Tuttavia, dopo questo salto di innovazione, c'è un altro elemento che salta all'occhio. Stavolta, sia nel Pd che nel Movimento pesano le diverse correnti interne: su tutte quella renziana che fa cappotto e conquista ben tre ministeri (Guerini, Bellanova e Bonetti), ma anche quella di Roberto Fico. Il che non è contraddittorio con quello che abbiamo già spiegato, ma rappresenta una scelta che ha una spiegazione molto semplice: questa presenza è come una polizza di assicurazione per la nuova maggioranza in Senato (dove i numeri sono stretti). È un modo per dire: ci siete dentro tutti, non facciamo scherzi. La novità più forte è senza dubbio quella di Roberto Gualtieri, un eurodeputato, storico di formazione, all'Economia. Sulla poltrona più delicata ci va un quadro politico relativamente giovane (è un cinquantenne). Ma Gualtieri è un uomo con una formazione antica, uno zingarettiano che ha fatto in tempo a studiare a Frattocchie, visto che ha mosso i primi passi con il vecchio Pci. È un parlamentare che può contare sull'amicizia di Mario Draghi e che ieri ha incassato - nientemeno - la fiducia della direttrice del fondo monetario Cristine Lagarde: un fatto clamoroso, visto che quelle parole di augurio per una sua investitura venivano pronunciate mentre lui non era stato ancora nominato.

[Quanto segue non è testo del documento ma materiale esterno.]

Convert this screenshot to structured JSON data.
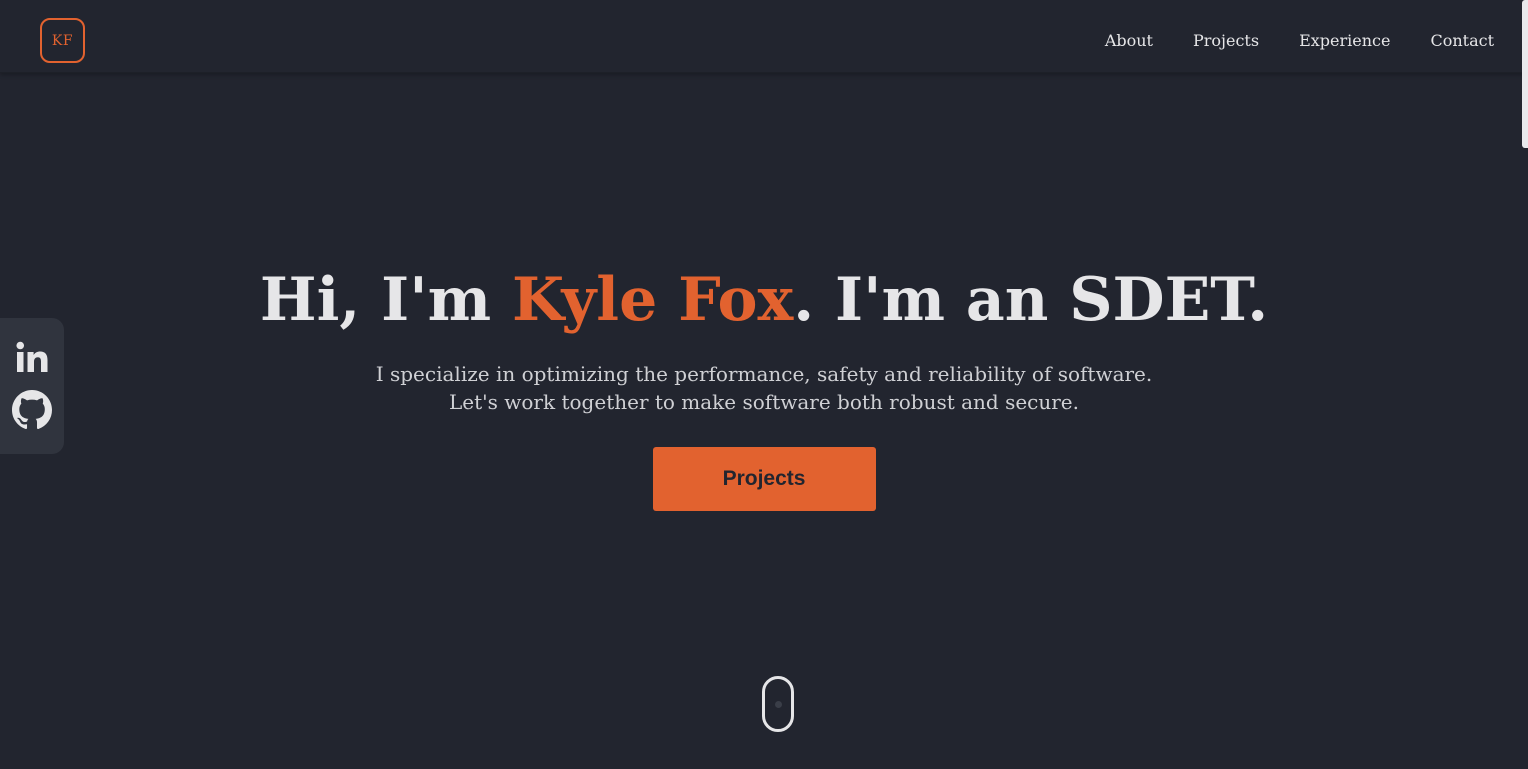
{
  "header": {
    "logo_text": "KF",
    "nav": [
      {
        "label": "About"
      },
      {
        "label": "Projects"
      },
      {
        "label": "Experience"
      },
      {
        "label": "Contact"
      }
    ]
  },
  "social": {
    "icons": [
      "linkedin-icon",
      "github-icon"
    ]
  },
  "hero": {
    "title_prefix": "Hi, I'm ",
    "title_name": "Kyle Fox",
    "title_suffix": ". I'm an SDET.",
    "subtitle_line1": "I specialize in optimizing the performance, safety and reliability of software.",
    "subtitle_line2": "Let's work together to make software both robust and secure.",
    "cta_label": "Projects"
  },
  "colors": {
    "background": "#22252f",
    "accent": "#e2622f",
    "text": "#e6e6e8",
    "social_panel": "#30343e"
  }
}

Il cuore della partita è tutto qui: la nomina di Gualtieri è un modo per dare due messaggi. Il primo è che l'Italia si mette in caccia dei miliardi (almeno dieci) che servono per il vero provvedimento-bandiera di questo governo, il taglio del cuneo fiscale. Il secondo è che questo governo mette in campo un uomo che da sei anni lavora in Europa, dentro le istituzioni. Non è un governo di "elevatissimi", di saggi, di nomi che fanno tremare le vene dei polsi. Non è un governo di veterani. Ma ci sono sette donne, tanti giovani affermati e stimati (ad esempio il ministro per il Mezzogiorno Provenzano, e quello dell'Istruzione Fioramonti). Se fosse una macchina della tradizione italiana si potrebbe dire che è come una Fiat Punto: zero lussi, spartana negli arredi, solida, ma costruita per andare lontano. E per non lasciarti in mezzo alla strada durante il viaggio più difficile: la prossima manovra.